On approximation to a real number by algebraic numbers of bounded degree

TL;DR

This paper improves lower bounds on how well transcendental real numbers can be approximated by algebraic numbers of bounded degree, using a new approach inspired by parametric geometry of numbers.

Contribution

It establishes a new lower bound for approximation exponents for all degrees n ≥ 2, surpassing previous results by Badziahin and Schleischitz.

Findings

New lower bound: ω*_n(ξ) ≥ a·n with a ≈ 0.765

Improved bounds hold for all n ≥ 2

Approach inspired by parametric geometry of numbers

Abstract

In his seminal 1961 paper, Wirsing studied how well a given transcendental real number $\xi$ can be approximated by algebraic numbers $\alpha$ of degree at most $n$ for a given positive integer $n$, in terms of the so-called naive height $H(\alpha)$ of $\alpha$. He showed that the infimum $\omega^*_n(\xi)$ of all $\omega$ for which infinitely many such $\alpha$ have $|\xi-\alpha| \le H(\alpha)^{-\omega-1}$ is at least $(n+1)/2$. He also asked if we could even have $\omega^*_n(\xi) \ge n$ as it is generally expected.

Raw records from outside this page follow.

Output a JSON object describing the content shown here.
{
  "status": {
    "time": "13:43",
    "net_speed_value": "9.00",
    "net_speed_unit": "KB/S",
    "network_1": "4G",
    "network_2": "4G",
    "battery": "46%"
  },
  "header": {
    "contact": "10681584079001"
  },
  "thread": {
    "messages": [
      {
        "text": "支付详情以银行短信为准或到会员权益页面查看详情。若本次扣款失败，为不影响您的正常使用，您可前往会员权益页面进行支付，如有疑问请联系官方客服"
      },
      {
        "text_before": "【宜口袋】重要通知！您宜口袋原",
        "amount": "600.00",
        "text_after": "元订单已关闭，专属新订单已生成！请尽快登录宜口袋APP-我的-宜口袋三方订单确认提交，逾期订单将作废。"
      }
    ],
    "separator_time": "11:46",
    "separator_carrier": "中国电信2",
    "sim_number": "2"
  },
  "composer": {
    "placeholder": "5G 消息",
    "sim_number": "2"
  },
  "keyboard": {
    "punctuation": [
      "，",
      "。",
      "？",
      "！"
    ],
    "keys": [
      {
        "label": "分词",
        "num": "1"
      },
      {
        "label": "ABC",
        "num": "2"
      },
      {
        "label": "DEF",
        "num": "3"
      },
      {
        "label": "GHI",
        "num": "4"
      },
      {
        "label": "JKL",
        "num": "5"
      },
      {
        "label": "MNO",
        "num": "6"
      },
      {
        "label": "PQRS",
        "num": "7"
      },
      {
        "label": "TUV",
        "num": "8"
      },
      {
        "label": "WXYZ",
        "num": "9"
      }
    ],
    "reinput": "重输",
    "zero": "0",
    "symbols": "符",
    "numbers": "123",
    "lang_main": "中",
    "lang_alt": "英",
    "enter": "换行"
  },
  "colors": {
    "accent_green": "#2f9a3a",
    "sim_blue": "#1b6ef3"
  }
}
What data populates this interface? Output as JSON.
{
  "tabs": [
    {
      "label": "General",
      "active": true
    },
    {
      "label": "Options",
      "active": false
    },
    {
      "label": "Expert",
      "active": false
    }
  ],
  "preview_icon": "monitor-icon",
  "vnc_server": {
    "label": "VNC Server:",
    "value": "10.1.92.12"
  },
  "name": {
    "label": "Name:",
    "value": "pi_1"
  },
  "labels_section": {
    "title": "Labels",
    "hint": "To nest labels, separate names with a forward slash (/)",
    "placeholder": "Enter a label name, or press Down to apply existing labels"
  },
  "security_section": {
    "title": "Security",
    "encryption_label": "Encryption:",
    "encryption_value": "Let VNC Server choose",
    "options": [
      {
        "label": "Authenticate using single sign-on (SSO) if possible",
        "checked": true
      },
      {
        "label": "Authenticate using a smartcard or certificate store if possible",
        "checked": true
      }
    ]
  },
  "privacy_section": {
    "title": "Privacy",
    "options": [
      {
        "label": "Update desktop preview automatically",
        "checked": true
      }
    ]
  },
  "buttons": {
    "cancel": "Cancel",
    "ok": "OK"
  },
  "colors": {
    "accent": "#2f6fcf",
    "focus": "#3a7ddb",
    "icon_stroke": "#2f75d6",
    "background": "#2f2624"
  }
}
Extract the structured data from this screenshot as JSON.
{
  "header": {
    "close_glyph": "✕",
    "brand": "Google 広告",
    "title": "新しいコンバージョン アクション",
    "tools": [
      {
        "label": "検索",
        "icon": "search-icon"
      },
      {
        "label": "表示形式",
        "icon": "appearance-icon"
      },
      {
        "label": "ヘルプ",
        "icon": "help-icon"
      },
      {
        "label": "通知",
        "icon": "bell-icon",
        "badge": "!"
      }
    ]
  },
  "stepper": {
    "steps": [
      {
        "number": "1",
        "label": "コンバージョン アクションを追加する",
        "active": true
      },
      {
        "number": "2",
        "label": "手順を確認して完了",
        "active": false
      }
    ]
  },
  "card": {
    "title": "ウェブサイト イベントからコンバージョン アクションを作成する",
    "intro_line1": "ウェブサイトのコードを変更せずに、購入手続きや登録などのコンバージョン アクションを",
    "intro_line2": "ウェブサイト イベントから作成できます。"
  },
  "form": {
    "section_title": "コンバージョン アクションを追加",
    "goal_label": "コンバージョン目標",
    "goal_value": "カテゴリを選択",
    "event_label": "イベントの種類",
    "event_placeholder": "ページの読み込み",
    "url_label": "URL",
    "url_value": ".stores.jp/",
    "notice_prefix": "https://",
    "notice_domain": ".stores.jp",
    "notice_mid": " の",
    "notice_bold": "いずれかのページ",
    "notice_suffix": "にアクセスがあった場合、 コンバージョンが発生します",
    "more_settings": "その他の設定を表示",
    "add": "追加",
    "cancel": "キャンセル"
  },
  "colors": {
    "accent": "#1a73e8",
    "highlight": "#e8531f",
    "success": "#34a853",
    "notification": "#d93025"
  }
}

Since then, all improvements on Wirsing's lower bound were of the form $n/2+\mathcal{O}(1)$ until Badziahin and Schleischitz showed in 2021 that $\omega^*_n(\xi) \ge an$ for each $n\ge 4$, with $a=1/\sqrt{3}\simeq 0.577$. In this paper, we use a different approach partly inspired by parametric geometry of numbers and show that $\omega^*_n(\xi) \ge an$ for each $n\ge 2$, with $a=1/(2-\log 2)\simeq 0.765$.